Check this out. Here are three humble and over simplified tips I’ve learned that have made it easier for me to make friends since college:
1. Eyes on the Prize (not the phone): Don’t make yourself less approachable. Keeping your nose constantly in your cell phone may make YOU feel less awkward, but it makes it really difficult for people to talk to you or even believe that you're capable of having a conversation. And, if you're making progress in a game of Candy Crush, you're likely to come off annoyed if interrupted by a potential friend. Unless you’ve got some super amazing new phone that might be a conversation starter, keep it put away as much as possible. I know, I know. Easier said than done. As a social experiment I will walk into a busy Starbucks in the Village and time myself to see how long I can sip a cup of coffee and ...make...actual...eye contact with other humans! Wow, do they give away Nobel prizes for that? Talk about hard work.
2. No SWI's (Socializing While Intoxicated): Be careful with the alcohol. This isn't a Jamie Foxx video doll. A little bit may relax you and make you less tense. But, one drink too many and people may avoid rather than approach you. And, when you're intoxicated, you aren't really getting to know the other person and they aren't getting to know the real you. You may be really disappointed in the friend choices the "drunk you" makes.
3. Mirror, Mirror, on the Wall: Check out what your body language may be saying to others. Facial expressions and the way you carry yourself lets others know if you’re likely to reject them. And, no one wants to be rejected. Also, look out for whether you have "bitch resting face" or the opposite "creepy, awkward smile". Of course, don't forget to breathe. Tensing up makes you look like you need to find a restroom rather than a friend!

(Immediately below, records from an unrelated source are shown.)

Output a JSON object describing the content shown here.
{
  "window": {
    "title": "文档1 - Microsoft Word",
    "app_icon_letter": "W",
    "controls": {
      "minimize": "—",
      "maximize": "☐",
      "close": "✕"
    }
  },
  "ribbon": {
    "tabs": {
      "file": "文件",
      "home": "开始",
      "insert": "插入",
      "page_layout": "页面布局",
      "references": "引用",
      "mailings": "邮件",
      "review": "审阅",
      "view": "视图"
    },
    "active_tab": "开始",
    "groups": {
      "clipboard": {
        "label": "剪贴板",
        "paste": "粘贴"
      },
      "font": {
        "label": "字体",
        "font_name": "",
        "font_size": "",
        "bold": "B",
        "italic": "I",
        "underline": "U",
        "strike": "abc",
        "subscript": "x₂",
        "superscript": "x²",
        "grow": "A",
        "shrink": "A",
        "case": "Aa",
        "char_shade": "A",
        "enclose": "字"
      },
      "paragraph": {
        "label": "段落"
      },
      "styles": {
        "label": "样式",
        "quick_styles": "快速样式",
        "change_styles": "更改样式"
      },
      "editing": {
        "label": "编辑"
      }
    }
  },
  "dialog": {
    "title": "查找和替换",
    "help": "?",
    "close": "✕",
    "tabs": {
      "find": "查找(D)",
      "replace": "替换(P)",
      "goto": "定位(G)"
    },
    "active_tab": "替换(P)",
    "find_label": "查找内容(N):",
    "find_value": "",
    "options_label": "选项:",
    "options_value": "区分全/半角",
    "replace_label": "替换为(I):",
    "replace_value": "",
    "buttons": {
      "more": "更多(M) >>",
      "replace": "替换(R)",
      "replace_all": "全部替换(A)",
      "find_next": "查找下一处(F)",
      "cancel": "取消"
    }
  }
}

4. Be the Genuine Article: Don't try to be someone you're not. The adult person you are now is interesting enough to make and keep friends. If you're nervous, or think you'll be boring, plan ahead. Think of some interesting topics or stories that might fuel a conversation. Remember, "you is kind, you is smart, you is important". You will impress others just based on the real you.
Finally, social media and the Internet are great tools for making or maintaining contact with friends. However, you're trying to break that cycle of staying at home. You want flesh and blood friends rather than virtual friends. Remember, Cyberworld is not your adult version of the playground. You need to meet people face to face and make those emotional, mental, and physical connections. Don't allow yourself to use the ability to hide behind your monitor as a crutch. I learned to make new friends after college and so can you. Get out there and give it a shot. Being an adult is hard enough and no one should have to do it all alone!